Phytoclasts as Indicators of Thermal Metamorphism, Franciscan Assemblage and Great Valley Sequence (Upper Mesozoic), California

Abstract
Grains of clastic organic matter similar to coal occur scattered among the mineral grains in most shale and sandstone; they are called phytoclasts because many of them have relict plant structures. The phytoclasts that have been least altered in a given sample can be used to determine the degree of metamorphism of the host rock. As the rank of phytoclasts increases after burial—mainly in response to temperature increase—rank can be used to indicate past rock temperature in the range of about 80° to 200°C for exposure times longer than those associated with contact metamorphism. The proportions of different phytoclasts vary greatly in different samples, making bulk chemical analysis unreliable for determining rank. Optical properties of phytoclasts can be used as parameters of rank, and measurement of reflectance of polished grain mounts under the microscope is the technique applicable to the greatest variety of samples and best suited to selection of the least altered grains in a sample. Reflectance of phytoclasts from drill-hole cores, the duration of phytoclast burial in the host rocks, and the present-day temperatures of the rocks are used to construct a rank-time-temperature model of organic metamorphism.
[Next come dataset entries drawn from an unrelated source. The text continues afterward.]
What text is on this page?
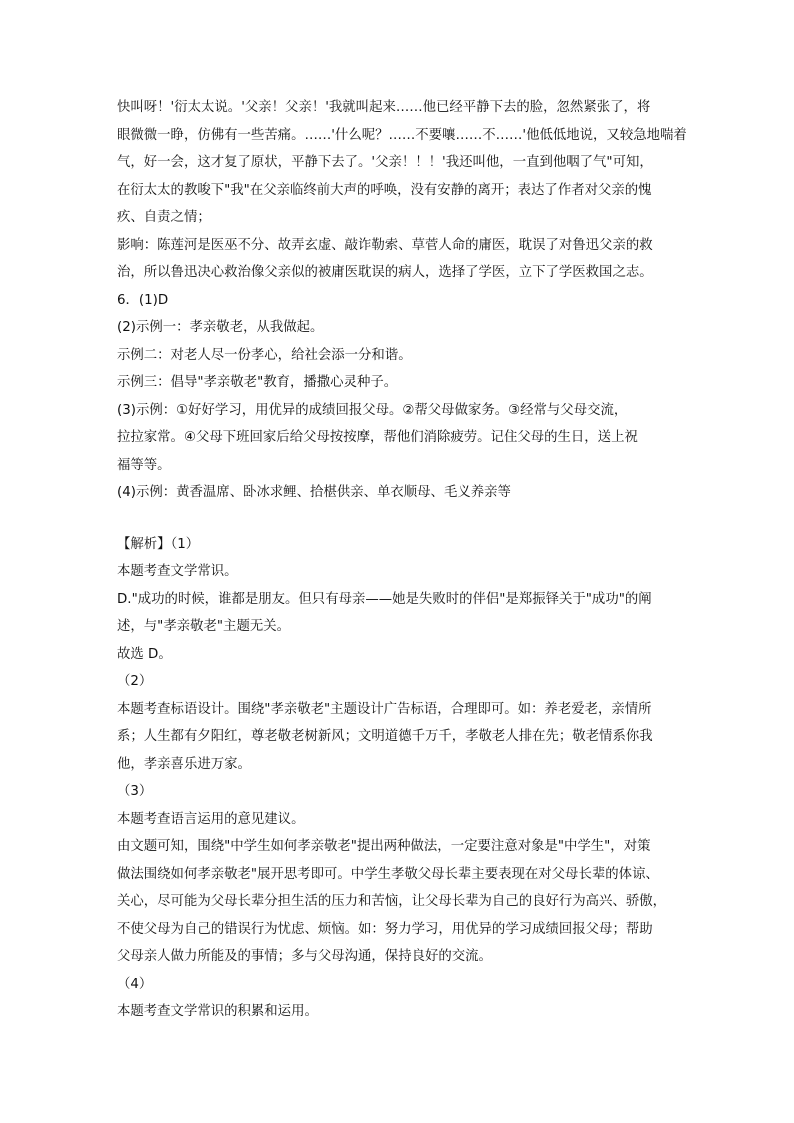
快叫呀！'衍太太说。'父亲！父亲！'我就叫起来……他已经平静下去的脸，忽然紧张了，将
眼微微一睁，仿佛有一些苦痛。……'什么呢？……不要嚷……不……'他低低地说，又较急地喘着
气，好一会，这才复了原状，平静下去了。'父亲！！！'我还叫他，一直到他咽了气"可知，
在衍太太的教唆下"我"在父亲临终前大声的呼唤，没有安静的离开；表达了作者对父亲的愧
疚、自责之情；
影响：陈莲河是医巫不分、故弄玄虚、敲诈勒索、草菅人命的庸医，耽误了对鲁迅父亲的救
治，所以鲁迅决心救治像父亲似的被庸医耽误的病人，选择了学医，立下了学医救国之志。
6．(1)D
(2)示例一：孝亲敬老，从我做起。
示例二：对老人尽一份孝心，给社会添一分和谐。
示例三：倡导"孝亲敬老"教育，播撒心灵种子。
(3)示例：①好好学习，用优异的成绩回报父母。②帮父母做家务。③经常与父母交流，
拉拉家常。④父母下班回家后给父母按按摩，帮他们消除疲劳。记住父母的生日，送上祝
福等等。
(4)示例：黄香温席、卧冰求鲤、拾椹供亲、单衣顺母、毛义养亲等
【解析】（1）
本题考查文学常识。
D."成功的时候，谁都是朋友。但只有母亲——她是失败时的伴侣"是郑振铎关于"成功"的阐
述，与"孝亲敬老"主题无关。
故选 D。
（2）
本题考查标语设计。围绕"孝亲敬老"主题设计广告标语，合理即可。如：养老爱老，亲情所
系；人生都有夕阳红，尊老敬老树新风；文明道德千万千，孝敬老人排在先；敬老情系你我
他，孝亲喜乐进万家。
（3）
本题考查语言运用的意见建议。
由文题可知，围绕"中学生如何孝亲敬老"提出两种做法，一定要注意对象是"中学生"，对策
做法围绕如何孝亲敬老"展开思考即可。中学生孝敬父母长辈主要表现在对父母长辈的体谅、
关心，尽可能为父母长辈分担生活的压力和苦恼，让父母长辈为自己的良好行为高兴、骄傲，
不使父母为自己的错误行为忧虑、烦恼。如：努力学习，用优异的学习成绩回报父母；帮助
父母亲人做力所能及的事情；多与父母沟通，保持良好的交流。
（4）
本题考查文学常识的积累和运用。
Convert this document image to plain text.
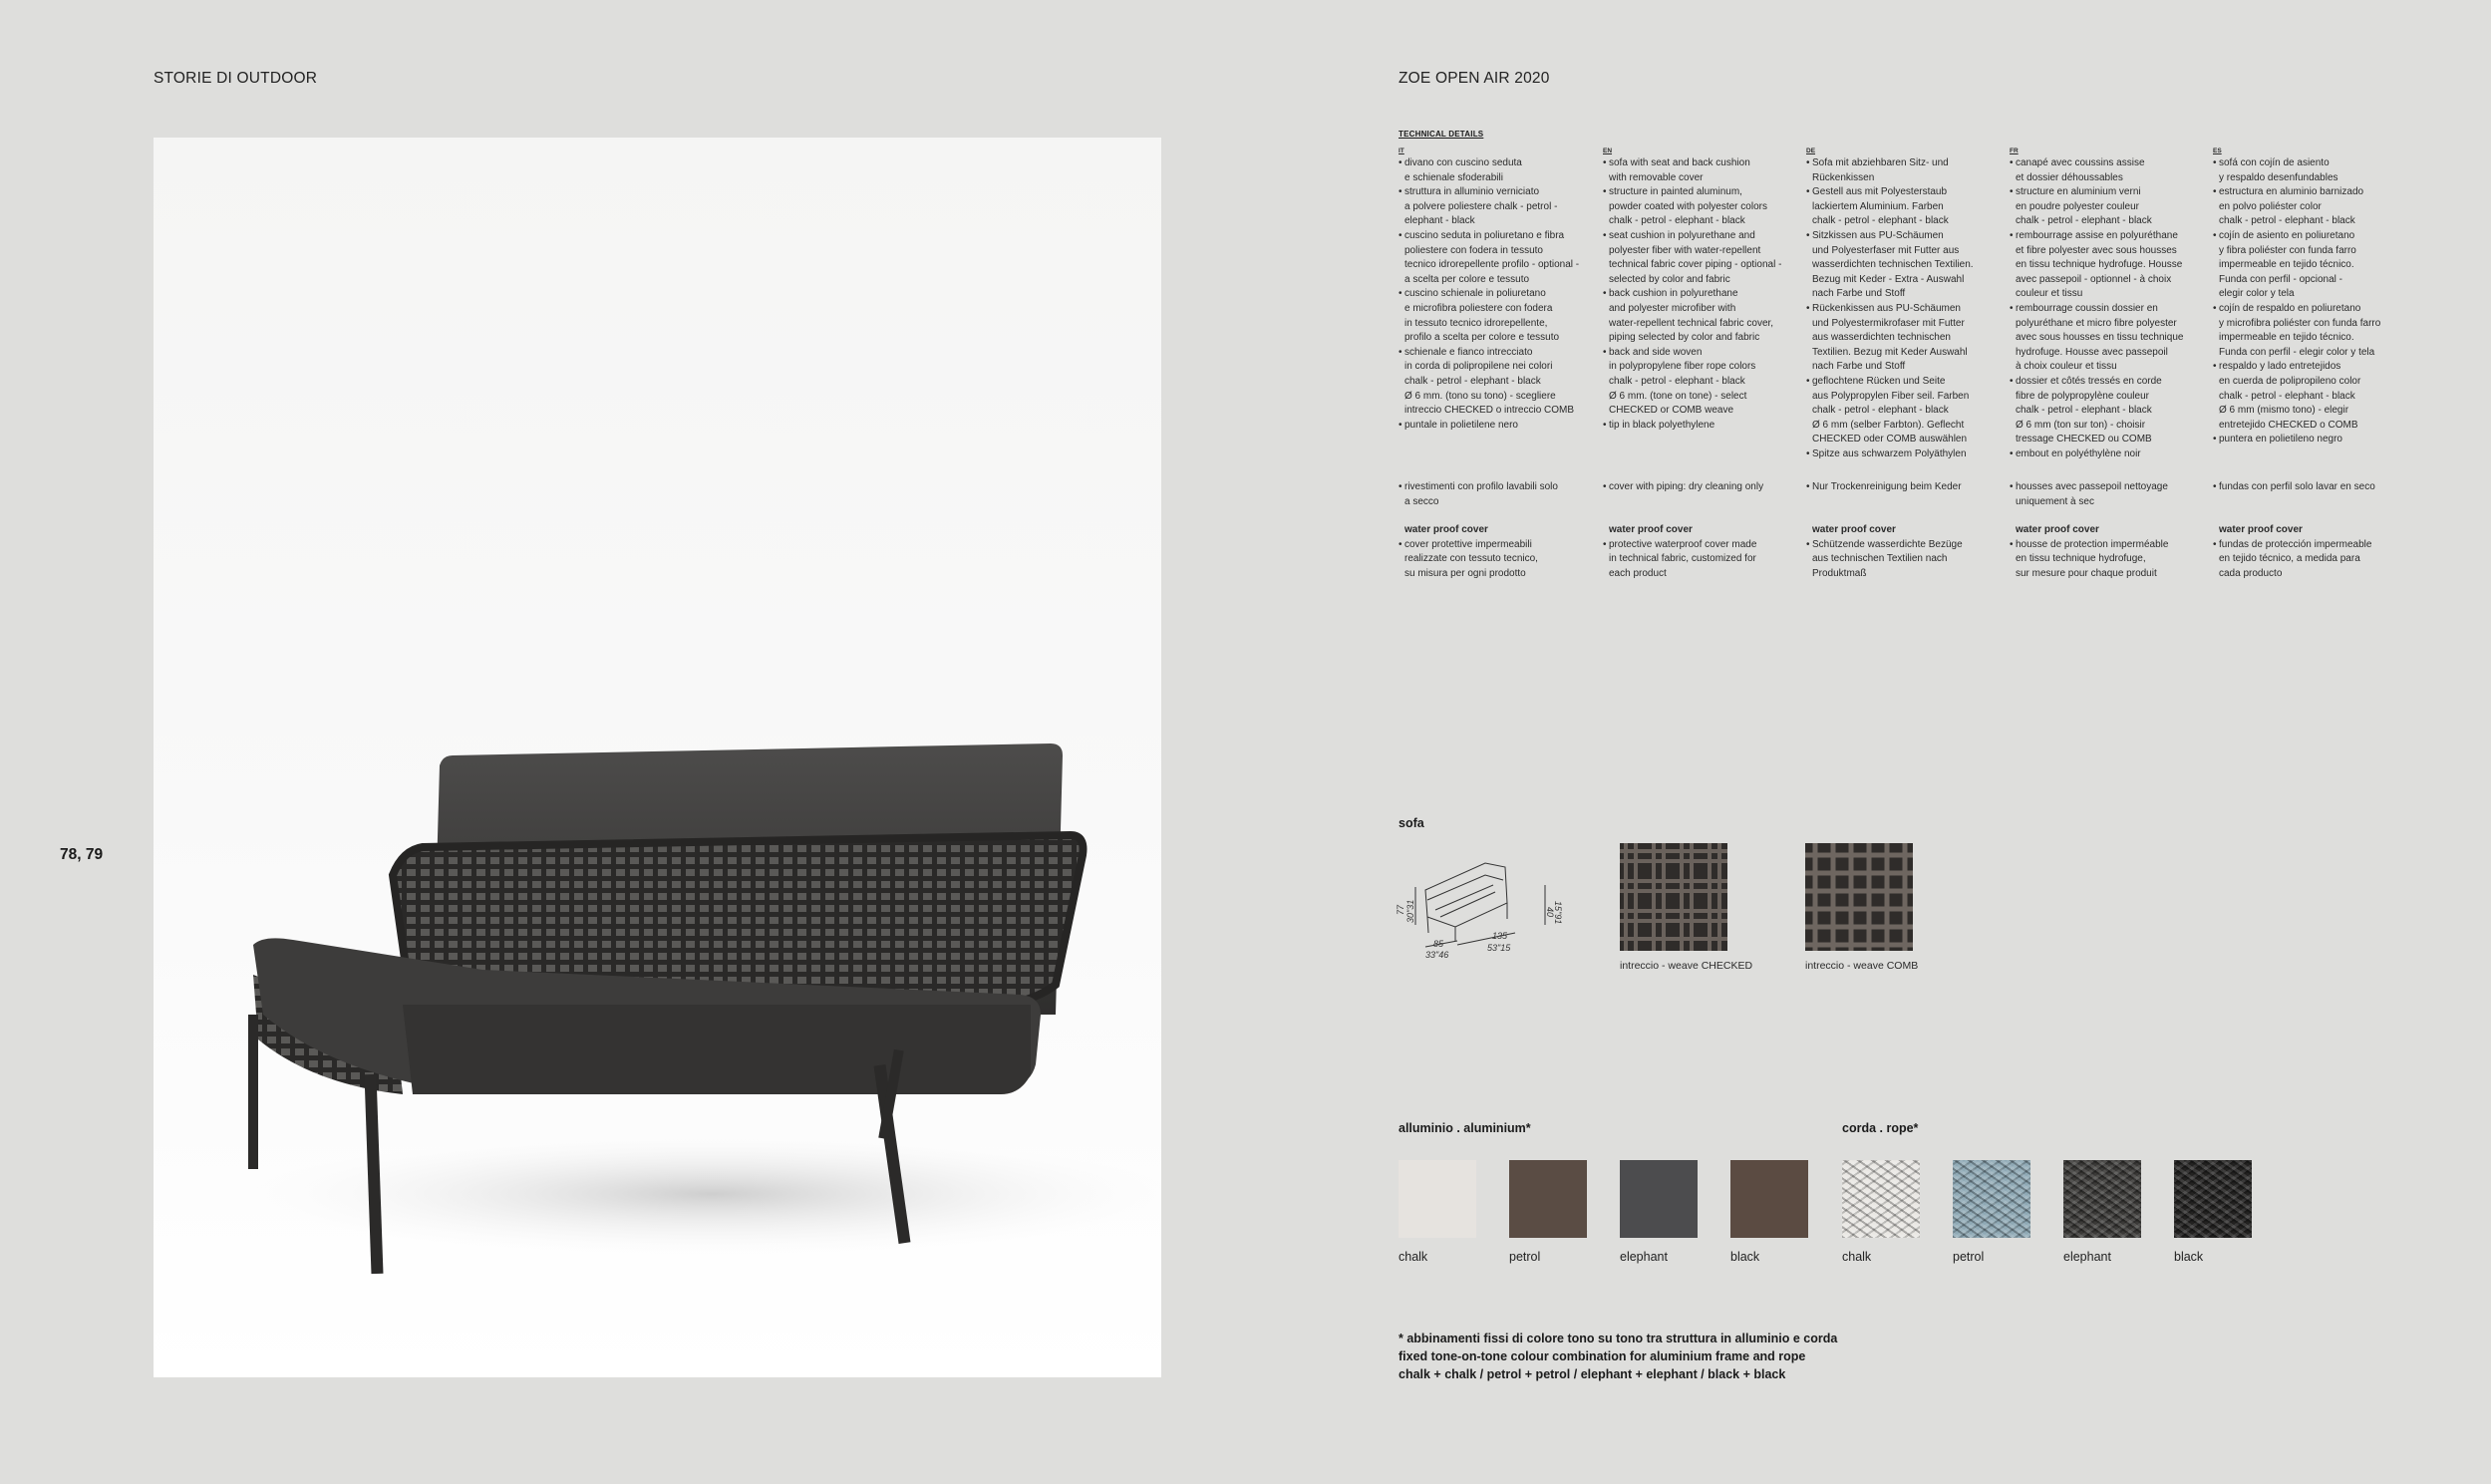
STORIE DI OUTDOOR	ZOE OPEN AIR 2020
78, 79
TECHNICAL DETAILS
IT
• divano con cuscino seduta
e schienale sfoderabili
• struttura in alluminio verniciato
a polvere poliestere chalk - petrol -
elephant - black
• cuscino seduta in poliuretano e fibra
poliestere con fodera in tessuto
tecnico idrorepellente profilo - optional -
a scelta per colore e tessuto
• cuscino schienale in poliuretano
e microfibra poliestere con fodera
in tessuto tecnico idrorepellente,
profilo a scelta per colore e tessuto
• schienale e fianco intrecciato
in corda di polipropilene nei colori
chalk - petrol - elephant - black
Ø 6 mm. (tono su tono) - scegliere
intreccio CHECKED o intreccio COMB
• puntale in polietilene nero
• rivestimenti con profilo lavabili solo
a secco
water proof cover
• cover protettive impermeabili
realizzate con tessuto tecnico,
su misura per ogni prodotto
EN
• sofa with seat and back cushion
with removable cover
• structure in painted aluminum,
powder coated with polyester colors
chalk - petrol - elephant - black
• seat cushion in polyurethane and
polyester fiber with water-repellent
technical fabric cover piping - optional -
selected by color and fabric
• back cushion in polyurethane
and polyester microfiber with
water-repellent technical fabric cover,
piping selected by color and fabric
• back and side woven
in polypropylene fiber rope colors
chalk - petrol - elephant - black
Ø 6 mm. (tone on tone) - select
CHECKED or COMB weave
• tip in black polyethylene
• cover with piping: dry cleaning only
water proof cover
• protective waterproof cover made
in technical fabric, customized for
each product
DE
• Sofa mit abziehbaren Sitz- und
Rückenkissen
• Gestell aus mit Polyesterstaub
lackiertem Aluminium. Farben
chalk - petrol - elephant - black
• Sitzkissen aus PU-Schäumen
und Polyesterfaser mit Futter aus
wasserdichten technischen Textilien.
Bezug mit Keder - Extra - Auswahl
nach Farbe und Stoff
• Rückenkissen aus PU-Schäumen
und Polyestermikrofaser mit Futter
aus wasserdichten technischen
Textilien. Bezug mit Keder Auswahl
nach Farbe und Stoff
• geflochtene Rücken und Seite
aus Polypropylen Fiber seil. Farben
chalk - petrol - elephant - black
Ø 6 mm (selber Farbton). Geflecht
CHECKED oder COMB auswählen
• Spitze aus schwarzem Polyäthylen
• Nur Trockenreinigung beim Keder
water proof cover
• Schützende wasserdichte Bezüge
aus technischen Textilien nach
Produktmaß
FR
• canapé avec coussins assise
et dossier déhoussables
• structure en aluminium verni
en poudre polyester couleur
chalk - petrol - elephant - black
• rembourrage assise en polyuréthane
et fibre polyester avec sous housses
en tissu technique hydrofuge. Housse
avec passepoil - optionnel - à choix
couleur et tissu
• rembourrage coussin dossier en
polyuréthane et micro fibre polyester
avec sous housses en tissu technique
hydrofuge. Housse avec passepoil
à choix couleur et tissu
• dossier et côtés tressés en corde
fibre de polypropylène couleur
chalk - petrol - elephant - black
Ø 6 mm (ton sur ton) - choisir
tressage CHECKED ou COMB
• embout en polyéthylène noir
• housses avec passepoil nettoyage
uniquement à sec
water proof cover
• housse de protection imperméable
en tissu technique hydrofuge,
sur mesure pour chaque produit
ES
• sofá con cojín de asiento
y respaldo desenfundables
• estructura en aluminio barnizado
en polvo poliéster color
chalk - petrol - elephant - black
• cojín de asiento en poliuretano
y fibra poliéster con funda farro
impermeable en tejido técnico.
Funda con perfil - opcional -
elegir color y tela
• cojín de respaldo en poliuretano
y microfibra poliéster con funda farro
impermeable en tejido técnico.
Funda con perfil - elegir color y tela
• respaldo y lado entretejidos
en cuerda de polipropileno color
chalk - petrol - elephant - black
Ø 6 mm (mismo tono) - elegir
entretejido CHECKED o COMB
• puntera en polietileno negro
• fundas con perfil solo lavar en seco
water proof cover
• fundas de protección impermeable
en tejido técnico, a medida para
cada producto
sofa
77 30"31	40
15"91
85
33"46
135
53"15
intreccio - weave CHECKED	intreccio - weave COMB
alluminio . aluminium*
chalk	petrol	elephant	black
corda . rope*
chalk	petrol	elephant	black
* abbinamenti fissi di colore tono su tono tra struttura in alluminio e corda
fixed tone-on-tone colour combination for aluminium frame and rope
chalk + chalk / petrol + petrol / elephant + elephant / black + black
The model is used for the Great Valley sequence and Franciscan assemblage, thick upper Mesozoic strata in California. Reflectance of phytoclasts from rocks of the Great Valley sequence that are now exposed increases with interpreted former burial depth, but the deduced past temperature gradient was unusually low, about 5°C per km (0.17°C per 100 ft). This low gradient value also appears to apply to the Franciscan assemblage where it is in thrust contact underneath the Great Valley strata. The past temperature, thermal gradient, and burial depth of Franciscan rocks, interpreted from the gradient of phytoclast alteration, corroborate studies of mineral paragenesis in these rocks, which are in the zeolite and blueschist metamorphic facies. The former low thermal gradient and the structural position of these strata support the concept of crustal tectonics in which the Franciscan assemblage moved under coeval Great Valley sediments, and both subsequently rose rapidly and were dissected by erosion.